This is my attempt at writing a newspaper article to reflect one quadrant of a scenario matrix. This article loosely explores virtual schooling, qualifications and equity in 2032
Virtual educational facilitators have been called to a crisis meeting. This was pre-empted by a particularly nasty cyber attack that shocked the learning fraternity. Serendipity, one of the facilitators tells her story:
I have been virtually facilitating learning from when our virtual learning school (VLS106) first opened. Mostly things have gone smoothly in VLS106, which opened in 2022. There are many positives, which make learning really exciting for students. For example the advent of high-speed travel in 2020, means that we can send language students half way around the world for a morning of in situ language learning in France. Rapid access data systems and time shifts mean we can spend quality ‘face-to-face’ time planning individualised learning experiences that suit our students. Money that used to be spent on the up-keep of school buildings and technology infrastructure can now be put straight into resources for learning, now that caregivers are responsible for connecting students to our virtual school. We have found that it is still important to put students in touch with each other, so we do this through virtual community projects. Our students gain assessment points for their creativity and problem solving contributions to these projects.
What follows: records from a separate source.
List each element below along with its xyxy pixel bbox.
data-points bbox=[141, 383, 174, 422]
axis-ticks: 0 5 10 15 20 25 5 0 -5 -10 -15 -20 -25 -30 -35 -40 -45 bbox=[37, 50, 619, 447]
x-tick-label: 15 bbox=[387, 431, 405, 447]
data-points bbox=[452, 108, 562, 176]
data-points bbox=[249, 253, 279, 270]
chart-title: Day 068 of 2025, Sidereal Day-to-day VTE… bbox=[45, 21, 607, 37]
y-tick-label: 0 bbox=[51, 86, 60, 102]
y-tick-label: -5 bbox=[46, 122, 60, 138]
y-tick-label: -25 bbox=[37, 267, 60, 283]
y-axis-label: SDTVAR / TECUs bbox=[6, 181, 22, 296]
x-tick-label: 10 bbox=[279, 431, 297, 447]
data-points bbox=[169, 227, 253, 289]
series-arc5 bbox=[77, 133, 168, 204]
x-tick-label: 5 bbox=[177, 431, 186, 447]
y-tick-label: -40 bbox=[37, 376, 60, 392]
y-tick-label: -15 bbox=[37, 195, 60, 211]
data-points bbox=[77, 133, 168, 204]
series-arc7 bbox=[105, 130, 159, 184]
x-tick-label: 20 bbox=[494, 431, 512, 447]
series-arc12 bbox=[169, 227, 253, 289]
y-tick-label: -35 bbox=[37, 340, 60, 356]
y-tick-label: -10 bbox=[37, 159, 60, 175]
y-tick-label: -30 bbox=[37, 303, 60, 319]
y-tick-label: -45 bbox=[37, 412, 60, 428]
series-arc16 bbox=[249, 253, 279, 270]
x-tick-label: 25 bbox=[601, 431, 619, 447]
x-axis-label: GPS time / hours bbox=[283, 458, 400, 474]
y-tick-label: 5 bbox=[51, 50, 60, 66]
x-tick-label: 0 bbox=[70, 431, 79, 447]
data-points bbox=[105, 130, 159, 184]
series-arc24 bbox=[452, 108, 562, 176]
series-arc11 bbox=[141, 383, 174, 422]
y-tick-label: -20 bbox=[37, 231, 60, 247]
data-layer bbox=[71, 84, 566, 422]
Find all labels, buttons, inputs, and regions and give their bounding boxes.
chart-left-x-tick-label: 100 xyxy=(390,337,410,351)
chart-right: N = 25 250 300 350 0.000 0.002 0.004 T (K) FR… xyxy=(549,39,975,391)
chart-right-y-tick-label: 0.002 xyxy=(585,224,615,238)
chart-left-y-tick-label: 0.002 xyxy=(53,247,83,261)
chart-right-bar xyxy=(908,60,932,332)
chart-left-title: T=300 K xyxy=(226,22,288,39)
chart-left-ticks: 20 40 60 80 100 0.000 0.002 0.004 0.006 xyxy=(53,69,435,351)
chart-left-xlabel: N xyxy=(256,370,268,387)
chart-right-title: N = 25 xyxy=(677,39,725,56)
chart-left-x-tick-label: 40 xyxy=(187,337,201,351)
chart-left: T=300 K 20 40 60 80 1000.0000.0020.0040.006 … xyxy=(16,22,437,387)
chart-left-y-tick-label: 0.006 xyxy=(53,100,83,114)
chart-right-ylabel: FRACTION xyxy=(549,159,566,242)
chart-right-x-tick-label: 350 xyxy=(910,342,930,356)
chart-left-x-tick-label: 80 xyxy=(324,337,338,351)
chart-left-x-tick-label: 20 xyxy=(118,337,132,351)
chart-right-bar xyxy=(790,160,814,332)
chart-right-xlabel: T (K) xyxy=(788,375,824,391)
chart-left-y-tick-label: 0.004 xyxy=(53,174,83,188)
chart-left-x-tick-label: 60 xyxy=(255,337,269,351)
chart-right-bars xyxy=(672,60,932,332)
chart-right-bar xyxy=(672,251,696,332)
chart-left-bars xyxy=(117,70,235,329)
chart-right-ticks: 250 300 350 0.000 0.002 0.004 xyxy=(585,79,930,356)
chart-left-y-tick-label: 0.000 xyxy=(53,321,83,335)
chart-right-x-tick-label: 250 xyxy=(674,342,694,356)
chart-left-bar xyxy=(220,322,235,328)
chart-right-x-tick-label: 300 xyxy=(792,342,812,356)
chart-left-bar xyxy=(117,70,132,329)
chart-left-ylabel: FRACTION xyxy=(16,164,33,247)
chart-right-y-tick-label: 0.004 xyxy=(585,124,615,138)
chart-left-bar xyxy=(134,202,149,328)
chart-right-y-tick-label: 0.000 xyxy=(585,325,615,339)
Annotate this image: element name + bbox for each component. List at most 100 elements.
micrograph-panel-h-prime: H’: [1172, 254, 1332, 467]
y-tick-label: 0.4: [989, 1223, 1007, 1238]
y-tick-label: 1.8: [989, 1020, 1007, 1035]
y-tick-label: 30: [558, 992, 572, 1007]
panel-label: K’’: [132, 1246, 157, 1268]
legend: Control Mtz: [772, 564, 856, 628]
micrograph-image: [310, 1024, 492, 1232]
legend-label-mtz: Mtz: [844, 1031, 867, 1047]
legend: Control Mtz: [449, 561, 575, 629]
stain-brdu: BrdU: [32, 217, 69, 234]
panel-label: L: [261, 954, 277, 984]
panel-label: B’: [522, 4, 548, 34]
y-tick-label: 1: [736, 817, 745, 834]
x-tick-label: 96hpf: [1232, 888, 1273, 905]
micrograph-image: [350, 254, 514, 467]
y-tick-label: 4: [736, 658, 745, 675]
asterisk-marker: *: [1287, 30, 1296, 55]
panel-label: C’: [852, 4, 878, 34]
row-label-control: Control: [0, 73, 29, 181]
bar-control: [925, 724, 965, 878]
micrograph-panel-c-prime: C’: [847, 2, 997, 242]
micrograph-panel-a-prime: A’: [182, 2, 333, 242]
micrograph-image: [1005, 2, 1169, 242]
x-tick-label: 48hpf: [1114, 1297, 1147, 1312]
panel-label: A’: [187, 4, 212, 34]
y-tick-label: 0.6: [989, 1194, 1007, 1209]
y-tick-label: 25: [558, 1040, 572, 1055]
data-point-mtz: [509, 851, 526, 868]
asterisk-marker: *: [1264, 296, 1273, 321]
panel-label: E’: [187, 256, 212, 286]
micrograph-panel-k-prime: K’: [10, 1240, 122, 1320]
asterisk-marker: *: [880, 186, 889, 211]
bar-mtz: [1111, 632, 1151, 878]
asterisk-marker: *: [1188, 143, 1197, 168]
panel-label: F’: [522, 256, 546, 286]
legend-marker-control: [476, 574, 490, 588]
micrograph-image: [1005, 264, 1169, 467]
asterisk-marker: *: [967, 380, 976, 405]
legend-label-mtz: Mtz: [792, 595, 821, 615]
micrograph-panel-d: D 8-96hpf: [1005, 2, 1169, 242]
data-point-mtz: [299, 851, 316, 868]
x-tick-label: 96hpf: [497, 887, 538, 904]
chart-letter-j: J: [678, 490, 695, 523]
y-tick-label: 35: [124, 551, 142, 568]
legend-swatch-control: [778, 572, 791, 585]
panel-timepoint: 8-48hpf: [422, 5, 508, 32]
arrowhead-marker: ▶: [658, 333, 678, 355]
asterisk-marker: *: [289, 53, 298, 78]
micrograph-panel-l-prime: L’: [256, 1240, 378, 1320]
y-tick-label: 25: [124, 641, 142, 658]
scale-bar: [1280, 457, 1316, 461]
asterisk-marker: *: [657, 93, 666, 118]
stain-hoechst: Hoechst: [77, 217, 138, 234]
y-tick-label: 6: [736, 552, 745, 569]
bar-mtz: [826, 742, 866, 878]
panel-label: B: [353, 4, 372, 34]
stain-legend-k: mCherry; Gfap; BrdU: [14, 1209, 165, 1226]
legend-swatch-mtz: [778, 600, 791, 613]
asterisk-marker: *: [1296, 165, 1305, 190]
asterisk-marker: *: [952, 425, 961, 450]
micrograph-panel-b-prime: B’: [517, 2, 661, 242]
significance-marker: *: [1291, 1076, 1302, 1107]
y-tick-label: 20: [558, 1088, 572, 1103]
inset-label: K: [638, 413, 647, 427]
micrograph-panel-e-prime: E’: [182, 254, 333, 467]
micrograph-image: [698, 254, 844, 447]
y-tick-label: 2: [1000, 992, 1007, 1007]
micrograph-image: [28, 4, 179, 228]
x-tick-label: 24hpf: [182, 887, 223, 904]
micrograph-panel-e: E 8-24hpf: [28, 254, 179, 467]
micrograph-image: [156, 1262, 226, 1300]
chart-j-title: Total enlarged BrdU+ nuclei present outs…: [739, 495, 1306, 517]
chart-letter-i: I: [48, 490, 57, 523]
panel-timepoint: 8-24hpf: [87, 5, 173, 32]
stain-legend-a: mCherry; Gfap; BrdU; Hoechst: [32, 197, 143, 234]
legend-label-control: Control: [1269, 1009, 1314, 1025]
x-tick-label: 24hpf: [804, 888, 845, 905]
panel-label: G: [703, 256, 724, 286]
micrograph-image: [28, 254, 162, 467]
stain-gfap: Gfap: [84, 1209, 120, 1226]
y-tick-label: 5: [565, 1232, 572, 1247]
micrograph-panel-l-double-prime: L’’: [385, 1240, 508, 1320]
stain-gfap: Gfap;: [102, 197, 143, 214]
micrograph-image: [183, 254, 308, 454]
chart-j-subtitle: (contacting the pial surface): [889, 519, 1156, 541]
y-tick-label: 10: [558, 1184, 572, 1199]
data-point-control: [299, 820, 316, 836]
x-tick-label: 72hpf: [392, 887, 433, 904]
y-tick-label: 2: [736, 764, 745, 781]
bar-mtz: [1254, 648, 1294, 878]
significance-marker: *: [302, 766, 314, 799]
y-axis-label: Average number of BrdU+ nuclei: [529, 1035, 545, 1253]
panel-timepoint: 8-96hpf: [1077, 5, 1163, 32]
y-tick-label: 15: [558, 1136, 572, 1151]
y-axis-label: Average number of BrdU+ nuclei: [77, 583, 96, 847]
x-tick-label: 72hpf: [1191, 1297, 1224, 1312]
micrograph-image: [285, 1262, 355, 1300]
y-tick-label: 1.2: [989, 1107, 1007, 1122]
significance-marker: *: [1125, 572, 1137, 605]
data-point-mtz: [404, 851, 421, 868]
The downside of our virtual learning environment has meant that students unable or disinterested in connecting have become very disaffected and isolated. Some students become isolated anyway – they find it difficult to socialise unless it is face to face in real time. Others resent the intrusive nature of our virtual personal tagging and tracing systems (GPS and NPD). Learning experiences, achievements, time on task, virtual and real movements are all displayed for all to see. They do all they can to abort the system. Online learning doesn’t suit them, but unfortunately the economy of such an approach is a compelling reason for the Government to continue this way now. We call these disaffected students the ‘turn-offs’ or ‘isolationists’. They turn off all opportunities to engage with online learning, preferring to go underground, setting up negative networks and undermining the system. I have to admit though there is an equity issue here – not every family can fund the extra participatory activities for learning, as is expected now. Some students have set up amazing online businesses, which help off set their learning account. But others with little to give are disadvantaged.
We have been called together today because a massive cyber attack on the hospital system has been traced back to our virtual school network. There have been calls to have these students better managed. Questions have been asked about how we are meeting the needs of these students and how effective our virtual tracking and tracing systems are. I know that some of the students’ issues could be solved, by getting to know them better, and attempting to meet their learning needs in real time.